Teacher Lee Briggs on technology in today's classroom. Brought to you by Weekly Reader.

For the last two weeks, our students have been working hard on a great project. They have just ended a unit on mechanical advantage and simple machines. Specifically, the students were to document the engineering and math that goes into moving really heavy things.

Rather than give the students a test, my colleague Mr. Schiller had the students create a business plan. The mission statement of this business? Simply put: no job is too big.

Each group of students picked an object that is normally too big to move. Good examples were icebergs (for instant lakes), whales, monster-trucks, redwoods, and dinosaurs.

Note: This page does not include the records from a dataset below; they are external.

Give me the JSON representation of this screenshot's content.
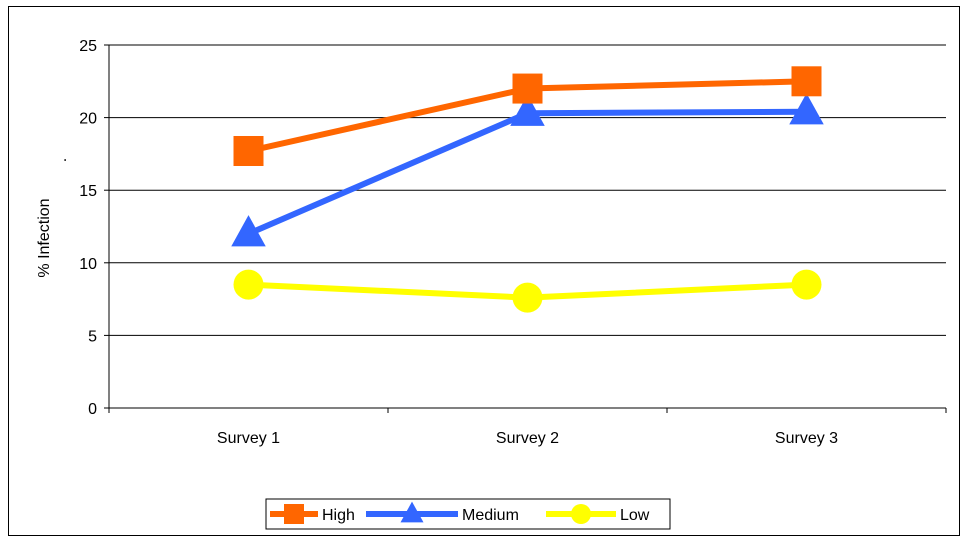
{
  "chart_data": {
    "type": "line",
    "title": "",
    "xlabel": "",
    "ylabel": "% Infection",
    "ylabel_extra": ".",
    "categories": [
      "Survey 1",
      "Survey 2",
      "Survey 3"
    ],
    "ylim": [
      0,
      25
    ],
    "yticks": [
      "0",
      "5",
      "10",
      "15",
      "20",
      "25"
    ],
    "grid": "horizontal",
    "legend_position": "bottom",
    "series": [
      {
        "name": "High",
        "values": [
          17.7,
          22.0,
          22.5
        ],
        "color": "#ff6600",
        "marker": "square"
      },
      {
        "name": "Medium",
        "values": [
          12.0,
          20.3,
          20.4
        ],
        "color": "#3366ff",
        "marker": "triangle"
      },
      {
        "name": "Low",
        "values": [
          8.5,
          7.6,
          8.5
        ],
        "color": "#ffff00",
        "marker": "circle"
      }
    ]
  }
}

As the tech teacher, my job was to see that students produced a brochure. Inevitably, these sorts of projects always devolve into one student in the group doing all the work. I don’t like this, and so I split the project up into parts and assigned each student a portion of the assignment to work on. Later on, all of the portions get pieced together. Cooperation is a skill often reinforced in other parts of the school, but often left out of computers, which are often seen as single-user tools.

Sure, computers are great tools of publishing. More can be done with a desktop computer now than a print company or professional advertising firm 10 years ago.  But more importantly, in this day and age of cloud computing and collaboration spanning the globe, it’s also important to teach our students how to work together online—to cooperate, as they do on the playground, to produce a product.

There are lots of great ways for students to work together online. A few of my favorites are:

wikispaces– A great site for creating a public page where students can collaborate and make their very own wiki. It’s a fantastic place for highlighting a science fair project, history reports, and literature circles.

sync.in– Another fantastic site; with a single click a word processor opens up, complete with a link. Share that link with as many people as you want for instant, real-time group writing. Great for reports, newsletters, and anything else where you want many students working on the same document.

Google Documents– By far my favorite and the most versatile of the bunch. Google Documents lets students work on the same spreadsheet, presentation, or text document. There are multiple ways to share, save, and publish these documents and multiple levels of control. The applications are limitless and it works with everything. If something should happen to it, I don’t know what I would do.